= Vicente Zarazúa =

Mexican tennis player (1944–2025)

Vicente Zarazúa (August 27, 1944 – November 14, 2025) was a Mexican tennis player. He played during the 1960s and 70s, and his best achievement was winning gold medals at the demonstration and exhibition tennis tournaments at the 1968 Summer Olympics.

==Biography==
Vicente Zarazúa was born at Tacubaya, Mexico on August 27, 1944. Both his parents, who moved to Mexico City from Guanajuato, were amateur tennis players and took part in interclub competitions, with his mother, Rosario, also winning the national championships. Both his older brothers, Federico and José María, played amateur tennis at the interclub level.
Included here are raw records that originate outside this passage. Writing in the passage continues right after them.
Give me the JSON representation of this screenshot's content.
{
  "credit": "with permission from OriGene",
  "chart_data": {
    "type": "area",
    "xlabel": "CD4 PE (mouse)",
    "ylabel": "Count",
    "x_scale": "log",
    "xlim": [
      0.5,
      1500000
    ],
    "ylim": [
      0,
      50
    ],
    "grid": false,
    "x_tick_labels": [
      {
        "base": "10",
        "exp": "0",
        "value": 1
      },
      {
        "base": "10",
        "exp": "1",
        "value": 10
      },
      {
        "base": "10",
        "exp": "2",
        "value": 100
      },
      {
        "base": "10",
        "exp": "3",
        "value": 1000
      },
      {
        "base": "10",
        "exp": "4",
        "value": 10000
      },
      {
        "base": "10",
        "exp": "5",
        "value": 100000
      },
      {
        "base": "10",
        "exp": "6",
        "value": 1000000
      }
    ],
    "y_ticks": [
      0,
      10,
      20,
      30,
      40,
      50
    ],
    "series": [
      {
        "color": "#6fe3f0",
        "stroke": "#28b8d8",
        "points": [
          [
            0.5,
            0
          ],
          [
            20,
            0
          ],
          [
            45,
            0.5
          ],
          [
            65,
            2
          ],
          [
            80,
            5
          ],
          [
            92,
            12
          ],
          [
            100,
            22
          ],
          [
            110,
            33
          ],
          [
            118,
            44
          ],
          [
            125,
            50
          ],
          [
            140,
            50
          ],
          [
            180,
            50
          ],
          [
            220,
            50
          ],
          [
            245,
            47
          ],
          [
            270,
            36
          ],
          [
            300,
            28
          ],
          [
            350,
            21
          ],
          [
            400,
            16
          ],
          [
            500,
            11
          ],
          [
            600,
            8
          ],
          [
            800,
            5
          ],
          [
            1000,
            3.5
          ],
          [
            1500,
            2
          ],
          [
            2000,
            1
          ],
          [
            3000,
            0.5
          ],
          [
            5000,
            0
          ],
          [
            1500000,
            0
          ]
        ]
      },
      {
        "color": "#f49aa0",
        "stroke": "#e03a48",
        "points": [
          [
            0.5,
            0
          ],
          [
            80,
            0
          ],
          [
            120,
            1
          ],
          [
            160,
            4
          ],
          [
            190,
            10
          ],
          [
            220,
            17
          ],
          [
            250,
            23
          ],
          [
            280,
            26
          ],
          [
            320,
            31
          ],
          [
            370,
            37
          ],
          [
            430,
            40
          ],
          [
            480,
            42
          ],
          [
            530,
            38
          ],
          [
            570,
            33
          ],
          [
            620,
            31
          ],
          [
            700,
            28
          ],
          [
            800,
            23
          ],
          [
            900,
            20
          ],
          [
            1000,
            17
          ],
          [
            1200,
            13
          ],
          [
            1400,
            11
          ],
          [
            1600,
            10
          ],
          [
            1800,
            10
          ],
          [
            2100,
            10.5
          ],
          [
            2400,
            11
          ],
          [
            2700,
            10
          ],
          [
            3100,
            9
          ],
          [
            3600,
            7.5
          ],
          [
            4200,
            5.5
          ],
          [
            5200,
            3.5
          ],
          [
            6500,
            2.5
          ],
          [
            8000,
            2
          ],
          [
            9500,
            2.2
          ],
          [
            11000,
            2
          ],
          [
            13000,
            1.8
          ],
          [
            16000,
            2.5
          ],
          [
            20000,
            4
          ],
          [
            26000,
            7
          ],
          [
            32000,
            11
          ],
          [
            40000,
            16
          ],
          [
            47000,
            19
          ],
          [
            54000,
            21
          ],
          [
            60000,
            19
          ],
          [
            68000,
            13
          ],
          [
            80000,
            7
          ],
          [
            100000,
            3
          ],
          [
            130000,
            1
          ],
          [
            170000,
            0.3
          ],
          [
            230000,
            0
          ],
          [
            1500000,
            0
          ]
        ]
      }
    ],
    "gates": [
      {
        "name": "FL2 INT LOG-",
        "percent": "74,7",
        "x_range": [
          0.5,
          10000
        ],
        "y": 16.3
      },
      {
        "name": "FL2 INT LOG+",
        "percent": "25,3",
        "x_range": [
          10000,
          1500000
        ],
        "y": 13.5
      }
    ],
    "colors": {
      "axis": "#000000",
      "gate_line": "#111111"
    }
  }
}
As a junior, Vicente had a winning streak at the national level that stretched from 1959 to 1962, winning during this period the Mexican national youth championships four times each in singles, boy doubles, and mixed doubles. At the international level, he reached the finals of 1959 Orange Bowl in singles (lost to Charlie Pasarell) and, in 1962, won this tournament in doubles with Joaquín Loyo-Mayo.

Zarazúa played for the Mexico Davis Cup team beginning in 1964, overall during his career having taken part in 16 ties. He won 14 rubbers, mostly in doubles, and lost 9. During these ties he achieved some of his best results, beating, together with the national team, the Americans in 1969 and then Australians in 1975. In both cases, he won the doubles rubbers (with Rafael Osuna in 1969 and with Raúl Ramírez in 1975). Another one of his highest achievements was the double victory (with Osuna) at the demonstration and exhibition Olympic tennis tournaments in Mexico in 1968.

In 2008, Zarazúa was introduced to the Hall of Fame of Immortals by the Mexican Council for Sport and Professional Spectacles (COMEDEP).

Zarazúa died on November 14, 2025, at the age of 81.